Malam itu, tepat setelah ia bertemu dengan Rafa, ia memutuskan untuk datang ke coffeshop di dekat rumahnya. Sekedar menghabiskan waktu untuk menghibur diri setelah patah hati. Jujur saja, Feeya galau. Selama ini tidak pernah terpikirkan olehnya kalau hubungannya bersama Rafa akan putus seperti ini. Ia sedih, hatinya masih mempertanyakan kenapa sikap Rafa berubah secepat itu? Sebenarnya Rafa kenapa? Kenapa ia menjadi sosok yang ketus, dingin dan tak tersentuh. Dulu, Rafa tidak seperti ini. Rafa yang dulu adalah Rafa yang sangat perhatian dan lembut. Berbanding terbalik dengan Rafa yang sekarang.

Ia menghela napasnya pelan, sebelum akhirnya menyesap cappuccino pesanannya yang mulai dingin.

Suara derit kursi yang tertarik membuatnya menoleh, tersenyum simpul saat melihat sosok yang ia kenal selama beberapa hari belakangan ini.

"Sendirian aja, mau ditemenin nggak?"

"Duduk aja Dev, kosong kok." balas Feeya sambil tersenyum simpul.

Cowok bernama Devon itu perlahan duduk setelah meletakkan secangkir gelas yang berisi kopi pesanannya.

"Sendirian aja, Dev?
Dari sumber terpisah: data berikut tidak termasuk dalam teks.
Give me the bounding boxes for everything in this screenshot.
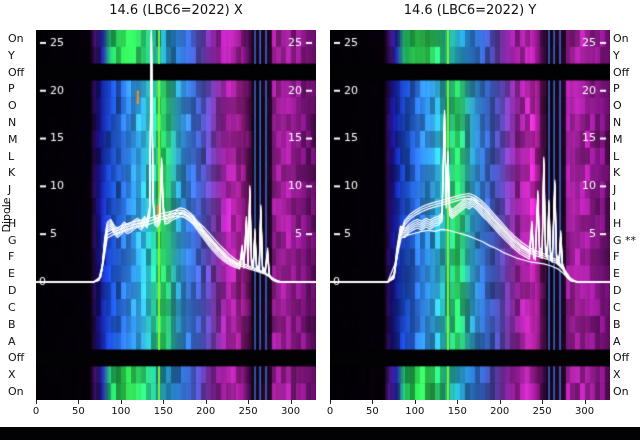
dipole-label: On (613, 31, 629, 45)
dipole-label: G ** (613, 233, 637, 247)
x-tick-mark (330, 400, 331, 404)
x-tick-label: 300 (280, 406, 301, 417)
x-tick-mark (205, 400, 207, 404)
x-tick-label: 250 (238, 406, 258, 417)
x-tick-label: 100 (111, 406, 131, 417)
x-tick-label: 0 (32, 406, 40, 417)
dipole-label: M (613, 132, 623, 146)
x-tick-label: 250 (532, 406, 552, 417)
heatmap-panel-x (36, 30, 316, 400)
dipole-label: M (8, 132, 18, 146)
x-tick-mark (457, 400, 459, 404)
x-tick-mark (78, 400, 80, 404)
dipole-label: L (8, 149, 15, 163)
x-tick-mark (542, 400, 544, 404)
dipole-label: J (613, 183, 617, 197)
x-tick-label: 200 (196, 406, 216, 417)
dipole-label: L (613, 149, 620, 163)
x-tick-label: 50 (72, 406, 85, 417)
dipole-label: D (8, 284, 17, 298)
x-tick-label: 150 (153, 406, 173, 417)
dipole-label: Y (613, 48, 620, 62)
x-tick-mark (120, 400, 122, 404)
x-tick-mark (584, 400, 586, 404)
dipole-label: C (613, 300, 621, 314)
left-dipole-labels: On Y Off P O N M L K J I H G F E D C B A Off X On (8, 30, 34, 400)
right-dipole-labels: On Y Off P O N M L K J I H G ** F E D C B A Off X On (613, 30, 640, 400)
dipole-label: X (8, 368, 16, 382)
x-tick-label: 50 (366, 406, 379, 417)
dipole-label: D (613, 284, 622, 298)
x-tick-mark (248, 400, 250, 404)
dipole-label: Y (8, 48, 15, 62)
plot-title-x: 14.6 (LBC6=2022) X (109, 3, 243, 18)
dipole-label: Off (8, 351, 25, 365)
bottom-bar (0, 427, 640, 440)
dipole-label: Off (8, 65, 25, 79)
dipole-label: Off (613, 351, 630, 365)
dipole-label: A (8, 334, 16, 348)
dipole-label: F (613, 250, 620, 264)
dipole-label: I (613, 200, 617, 214)
dipole-label: O (613, 99, 622, 113)
dipole-label: K (8, 166, 16, 180)
heatmap-canvas-x (36, 30, 316, 400)
dipole-label: H (8, 216, 17, 230)
dipole-label: On (8, 31, 24, 45)
dipole-label: C (8, 300, 16, 314)
dipole-label: P (613, 82, 620, 96)
x-tick-label: 100 (405, 406, 425, 417)
dipole-label: E (8, 267, 15, 281)
x-tick-mark (290, 400, 292, 404)
dipole-label: X (613, 368, 621, 382)
dipole-label: B (613, 317, 621, 331)
heatmap-panel-y (330, 30, 610, 400)
dipole-label: B (8, 317, 16, 331)
plot-title-y: 14.6 (LBC6=2022) Y (403, 3, 537, 18)
x-tick-mark (163, 400, 165, 404)
heatmap-canvas-y (330, 30, 610, 400)
x-tick-label: 0 (326, 406, 334, 417)
dipole-label: H (613, 216, 622, 230)
x-tick-label: 300 (574, 406, 595, 417)
x-tick-mark (414, 400, 416, 404)
dipole-label: On (613, 384, 629, 398)
x-axis-ticks-x: 0 50 100 150 200 250 300 (33, 400, 326, 422)
dipole-label: E (613, 267, 620, 281)
dipole-label: P (8, 82, 15, 96)
dipole-label: N (613, 115, 622, 129)
x-tick-label: 200 (490, 406, 510, 417)
x-tick-mark (499, 400, 501, 404)
x-tick-mark (372, 400, 374, 404)
dipole-label: O (8, 99, 17, 113)
dipole-label: On (8, 384, 24, 398)
dipole-label: N (8, 115, 17, 129)
x-tick-label: 150 (447, 406, 467, 417)
dipole-label: J (8, 183, 12, 197)
x-axis-ticks-y: 0 50 100 150 200 250 300 (327, 400, 620, 422)
x-tick-mark (36, 400, 37, 404)
dipole-label: F (8, 250, 15, 264)
dipole-label: I (8, 200, 12, 214)
dipole-label: K (613, 166, 621, 180)
dipole-label: A (613, 334, 621, 348)
dipole-label: G (8, 233, 17, 247)
dipole-label: Off (613, 65, 630, 79)
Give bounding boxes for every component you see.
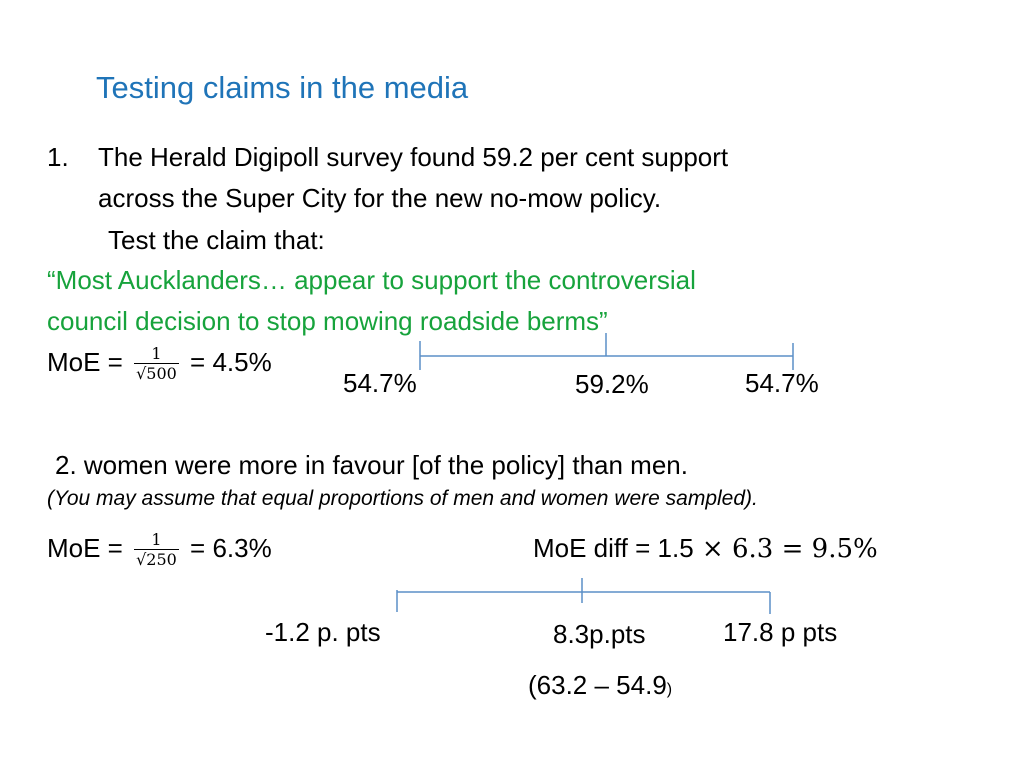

Ngapain kesini?" tanya Feeya tepat setelah Devon duduk di hadapannya.

"Tadinya sih berdua, rencananya mau nge-date. Eh, dianya keburu kabur pas ngeliat tampang lo yang mirip kayak zombie itu."

"Ah, bisa aja lo. Kayak ada aja yang mau sama situ," jawab Feeya sambil tertawa kecil.

"Lupain tentang gue deh, sekarang gue mau nanya, ngapain lo malem-malem masih keliaran di cafe gini?"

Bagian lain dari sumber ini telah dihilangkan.